What does it take for someone to impersonate a dead teenager to the grieving mother of the deceased? For M Lamar Keene, a prominent Tampa-based medium in the 1960s and 70s, it was a cinch – all it required was a cocktail of cunning, charisma and sheer audacity. In front of the congregation of his spiritualist church, Keene would enter a trance state and appear to speak as the deceased 17-year-old, Jack, and ask Jack’s mother, Lona, to donate thousands of dollars to the church. One day, Lona asked Jack about the secret name he used for her, to prove it was really him, and Keene was stumped – until he attended a gathering at her house and feigned a headache. While pretending to rest in her bedroom, he searched her belongings and found the name scribbled in a family Bible: “Appleonia”. He pulled it off.

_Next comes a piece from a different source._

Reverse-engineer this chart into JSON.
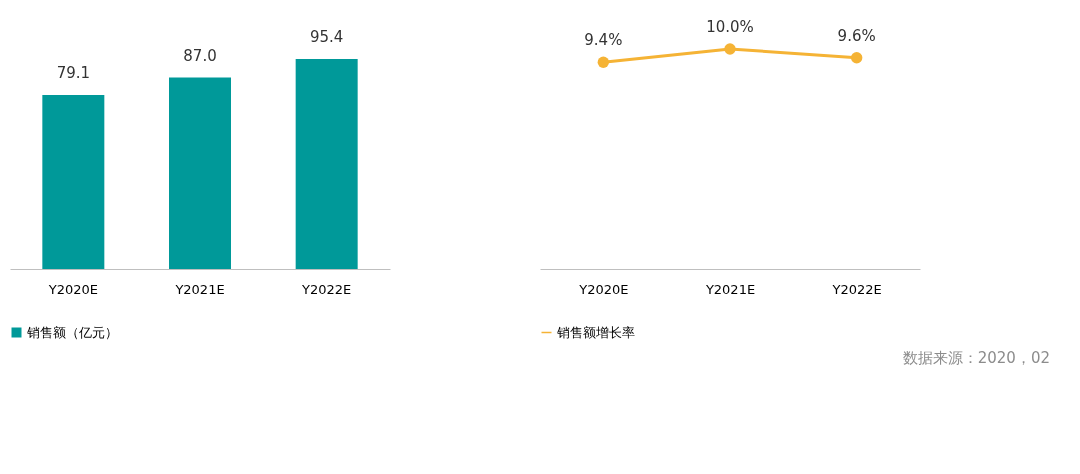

Keene confessed to being a conman in his 1976 book, The Psychic Mafia. Jack and Lona’s was just one of many audacious cases he revealed in the exposé, which shook the world of spiritualism so much that it led to an attempt on his life. Someone took a shot at him on his lawn but missed, leaving a bullet in the side of his house. In the book, Keene described how mediums shared client information so that they could conduct “hot readings” based on solid facts. He recounted how they would steal jewellery from clients for a few months, only to pretend a dead family member’s spirit had made it reappear (which usually resulted in generous tips). Ultimately, he confirmed that mediums formed a vast network to fraudulently monetise people’s grief. So why did Keene – the so-called Prince of the Spiritualists – choose to blow the whistle on everyone?